Best article of the week? No: best article of the month.
If you have ten minutes to spare, please head over to The Economist and read their article entitled “Unreliable research: Trouble at the lab”.
Here’s an excerpt:
“In 2005 John Ioannidis, an epidemiologist from Stanford University, caused a stir with a paper showing why, as a matter of statistical logic, the idea that only one such paper in 20 gives a false-positive result was hugely optimistic. Instead, he argued, “most published research findings are probably false.” As he told the quadrennial International Congress on Peer Review and Biomedical Publication, held this September in Chicago, the problem has not gone away.
“Dr Ioannidis draws his stark conclusion on the basis that the customary approach to statistical significance ignores three things: the “statistical power” of the study (a measure of its ability to avoid type II errors, false negatives in which a real signal is missed in the noise); the unlikeliness of the hypothesis being tested; and the pervasive bias favouring the publication of claims to have found something new.”

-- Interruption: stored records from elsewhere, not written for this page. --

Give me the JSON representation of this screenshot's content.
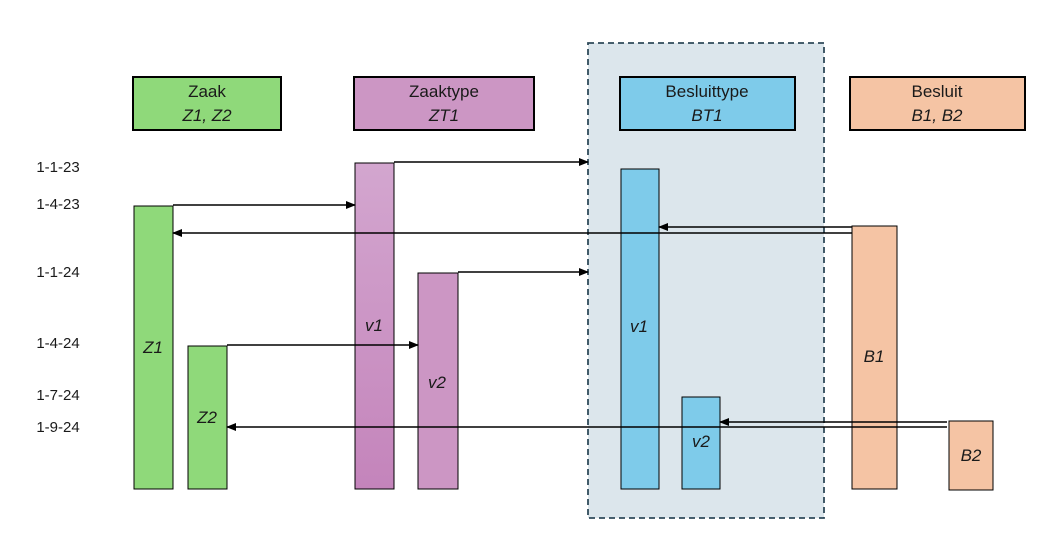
{
  "headers": {
    "zaak": {
      "title": "Zaak",
      "sub": "Z1, Z2",
      "fill": "#8fd97a"
    },
    "zaaktype": {
      "title": "Zaaktype",
      "sub": "ZT1",
      "fill": "#cc96c4"
    },
    "besluittype": {
      "title": "Besluittype",
      "sub": "BT1",
      "fill": "#7ecbea"
    },
    "besluit": {
      "title": "Besluit",
      "sub": "B1, B2",
      "fill": "#f5c4a4"
    }
  },
  "dates": [
    "1-1-23",
    "1-4-23",
    "1-1-24",
    "1-4-24",
    "1-7-24",
    "1-9-24"
  ],
  "bars": {
    "z1": {
      "label": "Z1",
      "fill": "#8fd97a"
    },
    "z2": {
      "label": "Z2",
      "fill": "#8fd97a"
    },
    "zt_v1": {
      "label": "v1",
      "fill_top": "#d3a6cf",
      "fill_bottom": "#c484bb"
    },
    "zt_v2": {
      "label": "v2",
      "fill": "#cc96c4"
    },
    "bt_v1": {
      "label": "v1",
      "fill": "#7ecbea"
    },
    "bt_v2": {
      "label": "v2",
      "fill": "#7ecbea"
    },
    "b1": {
      "label": "B1",
      "fill": "#f5c4a4"
    },
    "b2": {
      "label": "B2",
      "fill": "#f5c4a4"
    }
  },
  "highlight_region": {
    "fill": "#dce6ec",
    "border": "#2f4a5a"
  }
}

Scientists and skeptics in general tend to turn a blind eye to the failings of science. As the old argument goes, “Science corrects itself”. True, it does, but in the meantime, what damage does it do when it is being poorly executed?
Drop whatever you are doing (including the baby! Drop that baby now!) and go read the article now!
Thanks to Mary Lim for bringing this to my attention. Dr. Ioannidis, who is briefly mentioned in the article, will be in Montreal at the end of the month for the Lorne Trottier Public Science Symposium.
And, for the record, I’m a big fan of Science. Love makes me very critical.